Due to my keen ability to function for long periods of time without sleep, I was able to go all the way through this night without a moment of rest and knock out my science project, a reading of Death of a Salesman, and some tricky French. Even more exciting, I got a double feature in during this time thanks to my multi-tasking skills (though in hindsight I probably could have fit some time for sleeping in if I had turned off the tube and actually focused). Why am I such a procrastinator? If I had any sort of sense...and sensibility...I would have started this project at any point during the two weeks I had to do it. But unfortunately, I have none. That's why I'm trying to cram movies in during these early months of the year so I don't end up in a frantic scramble come December. With all the work still ahead of me, though, I foresee a mad December dash anyway.
I kicked off the night with The Thin Man(1934), a light murder mystery story clearly coming from a different place and time. The hero and heroine, a married couple, were shown sleeping in separate beds...what a wild departure from this year's nominees' vivid sexual imagery! It seems to me that much of what is emphasized and explored today in contemporary films was understated and subtly played in the distant classics, like this picture.
Throughout the movie, I kept wondering if the recent "Nick and Nora's Infinite Playlist" featured title characters with stolen names (if you've never seen this one, the two crime-soliving main characters are named Nick and Nora).
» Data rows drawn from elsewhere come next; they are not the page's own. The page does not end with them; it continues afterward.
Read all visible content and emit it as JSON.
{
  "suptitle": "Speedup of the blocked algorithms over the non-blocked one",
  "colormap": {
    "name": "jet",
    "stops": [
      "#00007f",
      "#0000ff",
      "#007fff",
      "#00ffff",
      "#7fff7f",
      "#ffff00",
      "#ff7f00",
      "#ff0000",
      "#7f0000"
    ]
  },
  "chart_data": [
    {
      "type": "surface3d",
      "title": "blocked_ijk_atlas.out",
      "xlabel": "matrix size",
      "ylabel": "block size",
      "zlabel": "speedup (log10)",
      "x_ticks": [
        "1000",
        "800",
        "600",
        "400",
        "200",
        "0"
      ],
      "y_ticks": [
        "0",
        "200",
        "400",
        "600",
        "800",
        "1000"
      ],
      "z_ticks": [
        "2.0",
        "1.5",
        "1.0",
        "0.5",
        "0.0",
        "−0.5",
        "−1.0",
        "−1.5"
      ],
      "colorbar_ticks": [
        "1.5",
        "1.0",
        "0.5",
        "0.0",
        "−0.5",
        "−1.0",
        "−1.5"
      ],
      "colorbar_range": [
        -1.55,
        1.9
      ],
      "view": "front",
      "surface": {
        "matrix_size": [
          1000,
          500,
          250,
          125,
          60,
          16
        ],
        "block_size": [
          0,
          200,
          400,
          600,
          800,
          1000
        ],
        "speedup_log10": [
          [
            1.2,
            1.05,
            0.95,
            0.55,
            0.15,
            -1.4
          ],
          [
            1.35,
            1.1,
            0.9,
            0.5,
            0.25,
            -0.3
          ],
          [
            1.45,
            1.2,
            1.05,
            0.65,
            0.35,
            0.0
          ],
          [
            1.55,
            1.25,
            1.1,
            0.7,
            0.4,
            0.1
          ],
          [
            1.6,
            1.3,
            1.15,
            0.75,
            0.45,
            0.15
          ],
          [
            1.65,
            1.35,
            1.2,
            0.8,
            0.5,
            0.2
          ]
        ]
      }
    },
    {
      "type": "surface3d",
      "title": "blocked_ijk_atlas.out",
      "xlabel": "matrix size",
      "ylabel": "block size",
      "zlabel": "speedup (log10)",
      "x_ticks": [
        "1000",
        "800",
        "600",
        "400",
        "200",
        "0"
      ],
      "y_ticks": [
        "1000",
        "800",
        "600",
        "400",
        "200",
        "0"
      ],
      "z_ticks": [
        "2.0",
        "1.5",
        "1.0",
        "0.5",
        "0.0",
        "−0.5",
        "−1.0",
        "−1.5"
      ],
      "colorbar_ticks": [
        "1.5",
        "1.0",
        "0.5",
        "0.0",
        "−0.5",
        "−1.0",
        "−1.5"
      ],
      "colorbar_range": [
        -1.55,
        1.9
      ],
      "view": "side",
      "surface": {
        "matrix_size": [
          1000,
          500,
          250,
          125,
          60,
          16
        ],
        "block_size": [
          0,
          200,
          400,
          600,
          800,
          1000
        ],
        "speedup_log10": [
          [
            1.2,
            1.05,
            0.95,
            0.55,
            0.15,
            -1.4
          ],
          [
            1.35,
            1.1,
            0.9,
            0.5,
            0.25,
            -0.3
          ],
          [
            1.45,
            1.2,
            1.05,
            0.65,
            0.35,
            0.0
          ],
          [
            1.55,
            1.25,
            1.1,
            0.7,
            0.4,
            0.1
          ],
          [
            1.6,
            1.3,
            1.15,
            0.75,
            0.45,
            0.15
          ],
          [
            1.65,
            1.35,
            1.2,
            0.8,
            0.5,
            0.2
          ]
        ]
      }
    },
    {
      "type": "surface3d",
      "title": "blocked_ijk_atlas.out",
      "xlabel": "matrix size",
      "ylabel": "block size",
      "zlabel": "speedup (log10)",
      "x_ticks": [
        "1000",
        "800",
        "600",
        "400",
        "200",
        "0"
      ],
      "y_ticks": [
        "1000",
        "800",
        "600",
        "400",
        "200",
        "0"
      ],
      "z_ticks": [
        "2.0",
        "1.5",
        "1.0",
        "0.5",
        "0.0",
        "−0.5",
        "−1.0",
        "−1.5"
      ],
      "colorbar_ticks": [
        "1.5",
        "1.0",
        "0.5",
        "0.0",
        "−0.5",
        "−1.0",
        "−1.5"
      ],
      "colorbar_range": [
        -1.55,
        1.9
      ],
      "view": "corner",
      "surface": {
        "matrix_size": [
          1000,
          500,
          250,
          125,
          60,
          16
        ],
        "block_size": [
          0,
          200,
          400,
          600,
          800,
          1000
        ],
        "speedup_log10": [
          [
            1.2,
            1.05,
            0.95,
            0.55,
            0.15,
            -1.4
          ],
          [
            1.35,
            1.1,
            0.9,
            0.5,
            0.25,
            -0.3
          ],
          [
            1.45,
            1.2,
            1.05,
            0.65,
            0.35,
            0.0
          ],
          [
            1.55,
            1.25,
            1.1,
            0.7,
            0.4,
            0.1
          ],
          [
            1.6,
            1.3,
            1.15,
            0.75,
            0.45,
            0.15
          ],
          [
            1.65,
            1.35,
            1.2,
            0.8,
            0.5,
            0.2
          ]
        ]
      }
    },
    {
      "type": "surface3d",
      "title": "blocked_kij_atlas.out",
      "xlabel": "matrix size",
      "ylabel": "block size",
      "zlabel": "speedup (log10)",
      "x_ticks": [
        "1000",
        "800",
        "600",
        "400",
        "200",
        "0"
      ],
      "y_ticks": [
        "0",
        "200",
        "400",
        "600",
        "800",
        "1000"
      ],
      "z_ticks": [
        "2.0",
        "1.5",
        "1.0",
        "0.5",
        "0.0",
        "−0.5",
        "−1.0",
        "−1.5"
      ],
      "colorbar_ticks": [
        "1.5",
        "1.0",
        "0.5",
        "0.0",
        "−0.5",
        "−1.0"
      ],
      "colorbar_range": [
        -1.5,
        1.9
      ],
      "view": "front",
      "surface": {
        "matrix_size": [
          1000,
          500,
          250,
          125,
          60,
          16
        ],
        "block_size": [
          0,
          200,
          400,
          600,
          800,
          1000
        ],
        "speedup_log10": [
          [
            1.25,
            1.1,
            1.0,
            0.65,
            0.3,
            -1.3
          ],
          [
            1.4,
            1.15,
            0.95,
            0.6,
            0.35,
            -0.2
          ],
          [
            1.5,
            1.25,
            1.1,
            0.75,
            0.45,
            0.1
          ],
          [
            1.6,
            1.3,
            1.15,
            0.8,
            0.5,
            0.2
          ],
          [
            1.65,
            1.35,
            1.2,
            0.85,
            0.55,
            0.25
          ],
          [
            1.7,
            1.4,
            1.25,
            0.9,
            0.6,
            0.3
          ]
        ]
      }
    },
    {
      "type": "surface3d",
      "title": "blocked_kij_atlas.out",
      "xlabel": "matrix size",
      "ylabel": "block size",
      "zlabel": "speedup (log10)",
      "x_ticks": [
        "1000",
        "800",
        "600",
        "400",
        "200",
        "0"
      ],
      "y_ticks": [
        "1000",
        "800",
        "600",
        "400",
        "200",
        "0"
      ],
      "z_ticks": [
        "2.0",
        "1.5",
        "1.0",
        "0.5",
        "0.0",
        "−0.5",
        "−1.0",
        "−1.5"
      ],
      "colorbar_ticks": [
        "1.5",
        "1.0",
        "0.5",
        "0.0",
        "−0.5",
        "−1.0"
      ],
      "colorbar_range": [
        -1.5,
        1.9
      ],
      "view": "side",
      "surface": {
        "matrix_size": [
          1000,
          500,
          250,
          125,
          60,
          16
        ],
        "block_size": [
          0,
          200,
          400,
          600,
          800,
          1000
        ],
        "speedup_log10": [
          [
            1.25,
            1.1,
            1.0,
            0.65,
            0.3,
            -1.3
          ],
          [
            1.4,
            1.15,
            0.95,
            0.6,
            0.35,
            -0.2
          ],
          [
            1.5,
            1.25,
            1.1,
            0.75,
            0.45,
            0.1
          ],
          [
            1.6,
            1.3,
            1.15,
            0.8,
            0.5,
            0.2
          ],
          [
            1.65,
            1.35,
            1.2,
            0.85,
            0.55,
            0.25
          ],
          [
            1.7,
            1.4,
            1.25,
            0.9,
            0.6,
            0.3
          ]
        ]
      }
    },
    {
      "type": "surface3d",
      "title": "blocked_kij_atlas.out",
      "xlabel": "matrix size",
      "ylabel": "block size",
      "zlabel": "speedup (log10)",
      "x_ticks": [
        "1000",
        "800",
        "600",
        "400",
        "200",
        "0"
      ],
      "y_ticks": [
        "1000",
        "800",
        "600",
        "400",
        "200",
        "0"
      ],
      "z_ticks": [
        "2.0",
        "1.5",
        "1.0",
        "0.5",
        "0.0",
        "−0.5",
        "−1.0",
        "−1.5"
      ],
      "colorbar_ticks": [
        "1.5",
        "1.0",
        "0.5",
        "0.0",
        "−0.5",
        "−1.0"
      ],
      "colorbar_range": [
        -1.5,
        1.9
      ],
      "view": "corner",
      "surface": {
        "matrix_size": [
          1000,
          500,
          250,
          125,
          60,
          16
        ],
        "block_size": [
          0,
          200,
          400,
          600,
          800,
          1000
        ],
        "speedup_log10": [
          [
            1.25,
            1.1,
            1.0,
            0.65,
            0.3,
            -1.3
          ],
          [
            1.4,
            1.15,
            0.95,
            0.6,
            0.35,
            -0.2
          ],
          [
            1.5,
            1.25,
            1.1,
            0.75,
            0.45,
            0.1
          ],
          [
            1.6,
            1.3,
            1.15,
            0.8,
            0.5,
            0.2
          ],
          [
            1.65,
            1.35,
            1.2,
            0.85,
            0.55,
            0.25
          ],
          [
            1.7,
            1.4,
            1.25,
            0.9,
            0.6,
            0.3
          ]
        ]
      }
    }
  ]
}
I also wondered why they always had that dog following them around. And while I did find myself chuckling at a few humorous turns, I just don't know if early 30's cinema is really my scene...but I guess I'll find out when I sift through the other nominees and winners of the time.
I chased that one with Ninotchka (1939) and found it significantly more entertaining. Perhaps this is because 1939 was just a golden year ("Gone With the Wind" popped out this year and is still going strong in the movie world) or because this movie is simply better. Either way, I spent a lot less time writing my science paper and a lot more time staring wide-eyed at the screen during these 110 minutes than when "The Thin Man" was blazing across my living room.
I'd heard the name before, of course, but this was the first time I'd seen Greta Garbo in action. She seemed simultaneously cold and endearing in her role as the suave Russian envoy of the title, bringing to life a deft, humorous story of romance in high society Paris. This was one of the first American films to portray the Soviet Union under Stalin, though it does so under the translucent cover of comedy. Despite that groundbreaking fact, it went home completely empty-handed from the 1939 Academy Awards (not really surprising considering Wind was sweeping through the ceremony). There's a little history lesson for you...don't worry, it's free.
In other movie news, 127 Hours was released on DVD and BluRay (but who actually has a BluRay player??) today, and I rushed home from school to buy my copy. It may have gone home sans a statuette on Sunday, but "Citizen Cane" didn't win either, and look how it's doing now.